Waxman Laments 'Anti-Environmental' House

House Energy and Commerce Committee ranking member Henry Waxman, D-Calif., said on Wednesday that he has never seen clean-air issues as politicized as they are today, arguing that GOP lawmakers are acting as if the 2010 election that flipped the House is still underway.
"We've had controversies around the edges [in the past], not about whether we ought to have the Clean Air Act," Waxman said of the nearly 30 years he has been involved with these issues. "Now we have an absolute frontal assault on the whole idea of the Clean Air Act, and every Republican has fallen into line. It's as if the campaign never ended in 2010," he said at a National Journal debate on clean-air regulations.
In his opening remarks, Waxman recounted that in his many years as a lawmaker, he has seen environmental protection as one of the more bipartisan issues in Congress, and he lamented that these days, "this bipartisanship has broken down."
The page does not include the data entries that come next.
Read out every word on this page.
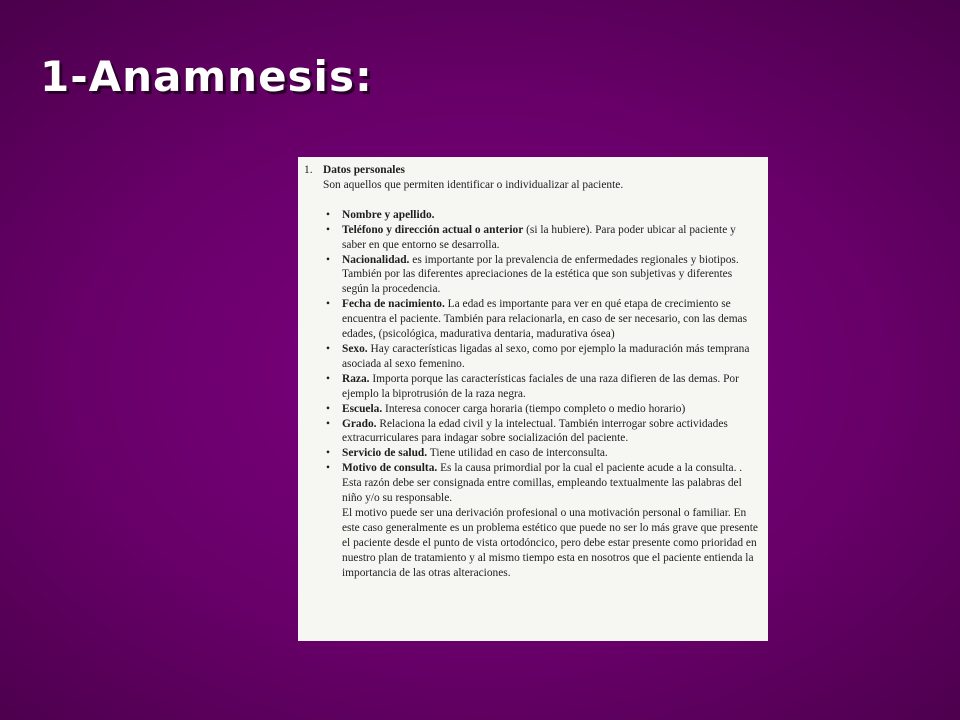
1-Anamnesis:
1. Datos personales
Son aquellos que permiten identificar o individualizar al paciente.
• Nombre y apellido.
• Teléfono y dirección actual o anterior (si la hubiere). Para poder ubicar al paciente y saber en que entorno se desarrolla.
• Nacionalidad. es importante por la prevalencia de enfermedades regionales y biotipos. También por las diferentes apreciaciones de la estética que son subjetivas y diferentes según la procedencia.
• Fecha de nacimiento. La edad es importante para ver en qué etapa de crecimiento se encuentra el paciente. También para relacionarla, en caso de ser necesario, con las demas edades, (psicológica, madurativa dentaria, madurativa ósea)
• Sexo. Hay características ligadas al sexo, como por ejemplo la maduración más temprana asociada al sexo femenino.
• Raza. Importa porque las características faciales de una raza difieren de las demas. Por ejemplo la biprotrusión de la raza negra.
• Escuela. Interesa conocer carga horaria (tiempo completo o medio horario)
• Grado. Relaciona la edad civil y la intelectual. También interrogar sobre actividades extracurriculares para indagar sobre socialización del paciente.
• Servicio de salud. Tiene utilidad en caso de interconsulta.
• Motivo de consulta. Es la causa primordial por la cual el paciente acude a la consulta. . Esta razón debe ser consignada entre comillas, empleando textualmente las palabras del niño y/o su responsable.
El motivo puede ser una derivación profesional o una motivación personal o familiar. En este caso generalmente es un problema estético que puede no ser lo más grave que presente el paciente desde el punto de vista ortodóncico, pero debe estar presente como prioridad en nuestro plan de tratamiento y al mismo tiempo esta en nosotros que el paciente entienda la importancia de las otras alteraciones.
"The House of Representatives has become the most anti-environmental House in the history of our nation," voting more than 200 times to target environmental laws, Waxman said. "Republicans have decided that it's to their advantage to complain about regulations, to complain about the EPA," he said. "I suppose they market-tested it and they got a good result," he added, referring to the 2010 election that brought a Republican majority to the House.
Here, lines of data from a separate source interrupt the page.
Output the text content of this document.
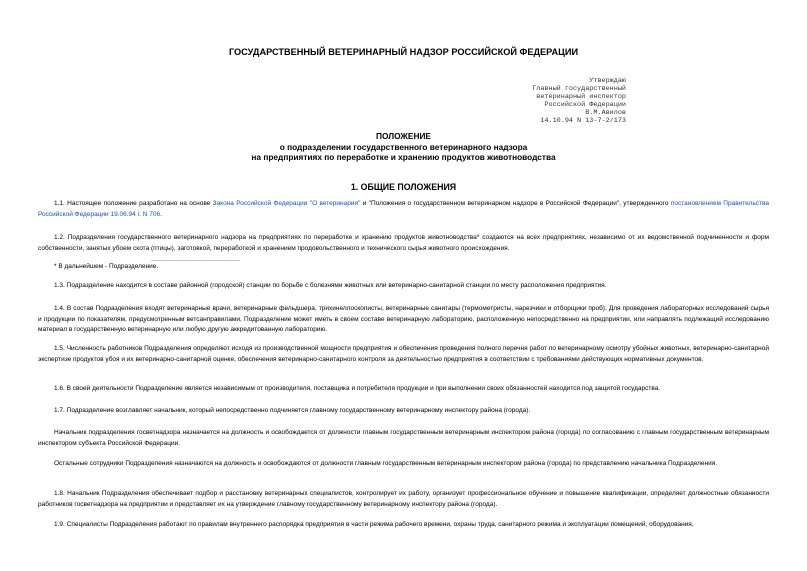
ГОСУДАРСТВЕННЫЙ ВЕТЕРИНАРНЫЙ НАДЗОР РОССИЙСКОЙ ФЕДЕРАЦИИ
Утверждаю
Главный государственный
ветеринарный инспектор
Российской Федерации
В.М.Авилов
14.10.94 N 13-7-2/173
ПОЛОЖЕНИЕ
о подразделении государственного ветеринарного надзора
на предприятиях по переработке и хранению продуктов животноводства
1. ОБЩИЕ ПОЛОЖЕНИЯ
1.1. Настоящее положение разработано на основе Закона Российской Федерации "О ветеринарии" и "Положения о государственном ветеринарном надзоре в Российской Федерации", утвержденного постановлением Правительства Российской Федерации 19.06.94 г. N 706.
1.2. Подразделения государственного ветеринарного надзора на предприятиях по переработке и хранению продуктов животноводства* создаются на всех предприятиях, независимо от их ведомственной подчиненности и форм собственности, занятых убоем скота (птицы), заготовкой, переработкой и хранением продовольственного и технического сырья животного происхождения.
________________________
* В дальнейшем - Подразделение.
1.3. Подразделение находится в составе районной (городской) станции по борьбе с болезнями животных или ветеринарно-санитарной станции по месту расположения предприятия.
1.4. В состав Подразделения входят ветеринарные врачи, ветеринарные фельдшера, трихинеллоскописты, ветеринарные санитары (термометристы, нарезчики и отборщики проб). Для проведения лабораторных исследований сырья и продукции по показателям, предусмотренным ветсанправилами, Подразделение может иметь в своем составе ветеринарную лабораторию, расположенную непосредственно на предприятии, или направлять подлежащий исследованию материал в государственную ветеринарную или любую другую аккредитованную лабораторию.
1.5. Численность работников Подразделения определяют исходя из производственной мощности предприятия и обеспечения проведения полного перечня работ по ветеринарному осмотру убойных животных, ветеринарно-санитарной экспертизе продуктов убоя и их ветеринарно-санитарной оценке, обеспечения ветеринарно-санитарного контроля за деятельностью предприятия в соответствии с требованиями действующих нормативных документов.
1.6. В своей деятельности Подразделение является независимым от производителя, поставщика и потребителя продукции и при выполнении своих обязанностей находится под защитой государства.
1.7. Подразделение возглавляет начальник, который непосредственно подчиняется главному государственному ветеринарному инспектору района (города).
Начальник подразделения госветнадзора назначается на должность и освобождается от должности главным государственным ветеринарным инспектором района (города) по согласованию с главным государственным ветеринарным инспектором субъекта Российской Федерации.
Остальные сотрудники Подразделения назначаются на должность и освобождаются от должности главным государственным ветеринарным инспектором района (города) по представлению начальника Подразделения.
1.8. Начальник Подразделения обеспечивает подбор и расстановку ветеринарных специалистов, контролирует их работу, организует профессиональное обучение и повышение квалификации, определяет должностные обязанности работников госветнадзора на предприятии и представляет их на утверждение главному государственному ветеринарному инспектору района (города).
1.9. Специалисты Подразделения работают по правилам внутреннего распорядка предприятия в части режима рабочего времени, охраны труда, санитарного режима и эксплуатации помещений, оборудования,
Much of the legislation targeting the Clean Air Act and environmental protection has been political grandstanding that will never actually see the light of day, given the opposition of a Democratic-controlled Senate and President Obama, the veteran lawmaker said.
"For the last year and half, I've been sustained by the knowledge that all this crap that's passed in the House is not becoming law," he said, but he warned that the coming election could have real consequences.
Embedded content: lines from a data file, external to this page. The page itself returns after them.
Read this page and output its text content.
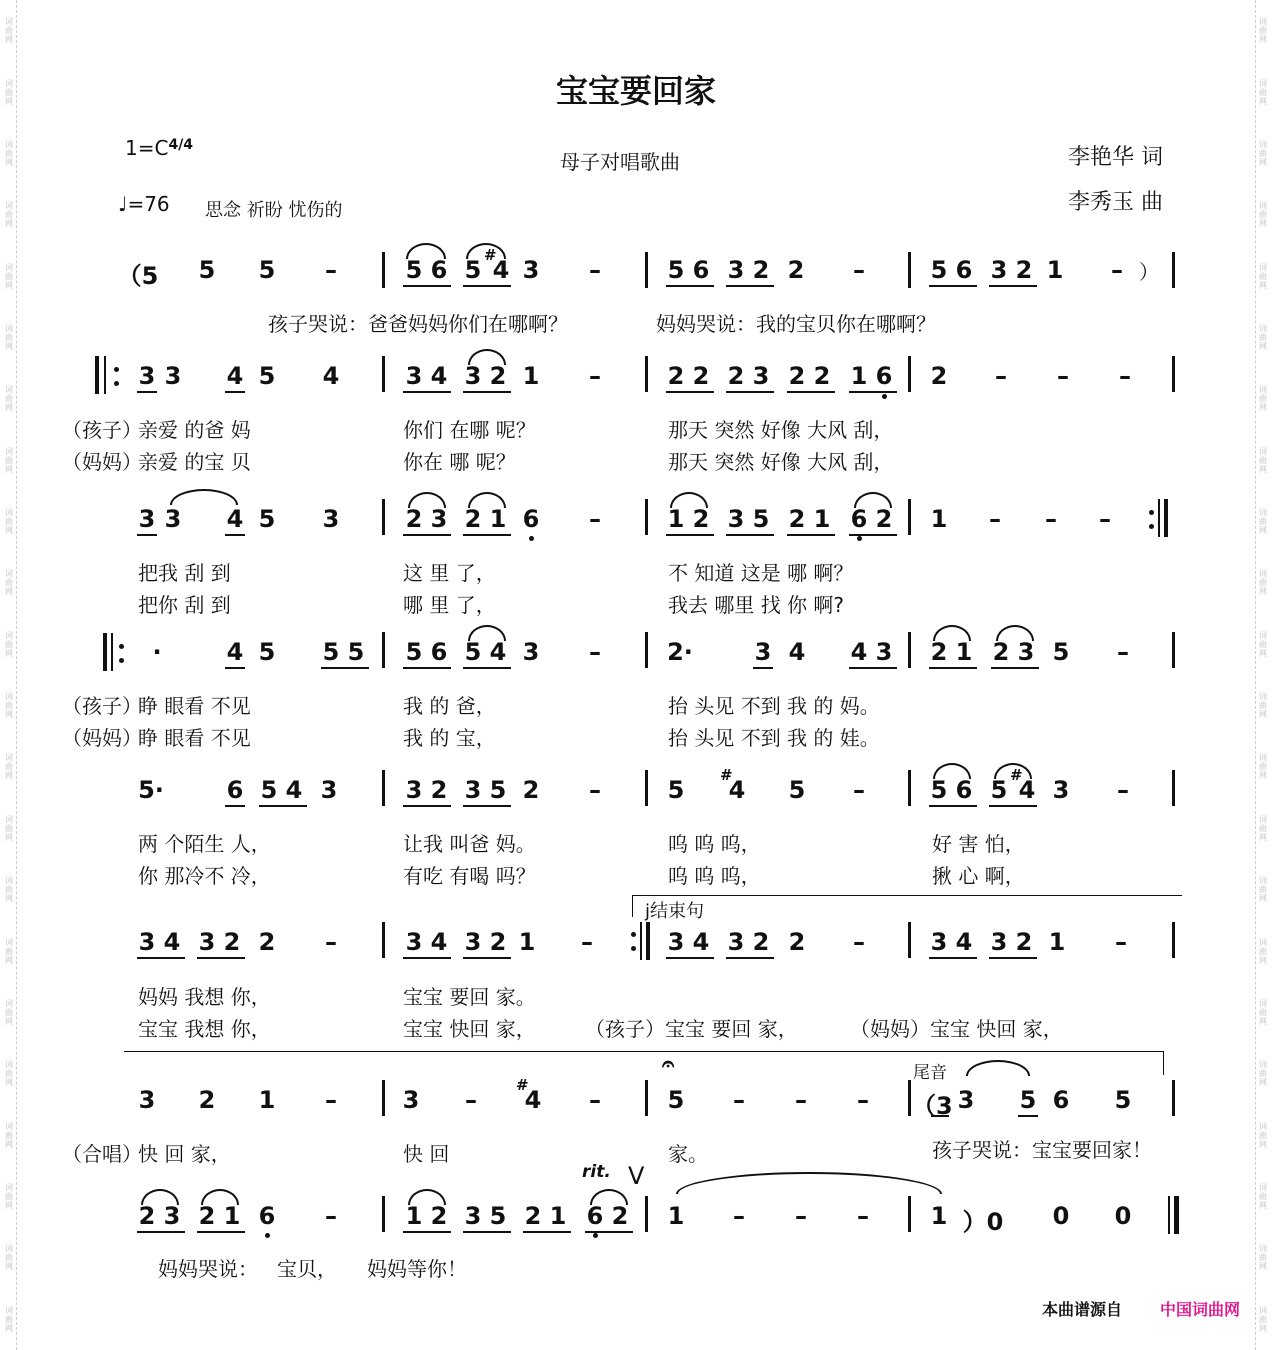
词曲网
词曲网
词曲网
词曲网
词曲网
词曲网
词曲网
词曲网
词曲网
词曲网
词曲网
词曲网
词曲网
词曲网
词曲网
词曲网
词曲网
词曲网
词曲网
词曲网
词曲网
词曲网
词曲网
词曲网
词曲网
词曲网
词曲网
词曲网
词曲网
词曲网
词曲网
词曲网
词曲网
词曲网
词曲网
词曲网
词曲网
词曲网
词曲网
词曲网
词曲网
词曲网
词曲网
词曲网
宝宝要回家
$1=C^{4/4}$
♩=76 思念 祈盼 忧伤的
母子对唱歌曲	李艳华 词
李秀玉 曲
（5 5 5 –	5 6 5
#
4 3 –	5 6 3 2 2 –	5 6 3 2 1 – ）
孩子哭说：爸爸妈妈你们在哪啊？	妈妈哭说：我的宝贝你在哪啊？
3 3 4 5 4	3 4 3 2 1 –	2 2 2 3 2 2 1 6 2 – – –
（孩子）
亲爱 的爸 妈	你们 在哪 呢？	那天 突然 好像 大风 刮，
（妈妈）
亲爱 的宝 贝	你在 哪 呢？	那天 突然 好像 大风 刮，
3 3 4 5 3	2 3 2 1 6 –	1 2 3 5 2 1 6 2 1 – – –
把我 刮 到	这 里 了，	不 知道 这是 哪 啊？
把你 刮 到	哪 里 了，	我去 哪里 找 你 啊?
·	4 5 5 5 5 6 5 4 3 –	2·	3 4 4 3 2 1 2 3 5 –
（孩子）
睁 眼看 不见	我 的 爸，	抬 头见 不到 我 的 妈。
（妈妈）
睁 眼看 不见	我 的 宝，	抬 头见 不到 我 的 娃。
5·	6 5 4 3	3 2 3 5 2 –	5
#
4 5 –	5 6 5
#
4 3 –
两 个陌生 人，	让我 叫爸 妈。	呜 呜 呜，	好 害 怕，
你 那冷不 冷，	有吃 有喝 吗？	呜 呜 呜，	揪 心 啊，
j结束句
3 4 3 2 2 –	3 4 3 2 1 –	3 4 3 2 2 –	3 4 3 2 1 –
妈妈 我想 你，	宝宝 要回 家。
宝宝 我想 你，	宝宝 快回 家， （孩子）宝宝 要回 家，	（妈妈）宝宝 快回 家，
尾音
3 2 1 –	3 –
#
4 –
𝄐
5 – – – （3 3 5 6 5
（合唱）
快 回 家，	快 回	家。	孩子哭说：宝宝要回家！
rit. V
2 3 2 1 6 –	1 2 3 5 2 1 6 2 1 – – –	1 ）0 0 0
妈妈哭说： 宝贝， 妈妈等你！
本曲谱源自 中国词曲网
"Recognize that with a switch in the presidency or the Senate "¦ if the Republicans have control, things will happen," he said.
Waxman did throw out an olive branch, though. "It is my hope — and belief — that the environmental record of this Congress will prove to be an aberration," he said, adding that he is willing to work with his colleagues on the other side of the aisle to come up with a means of reducing carbon emissions.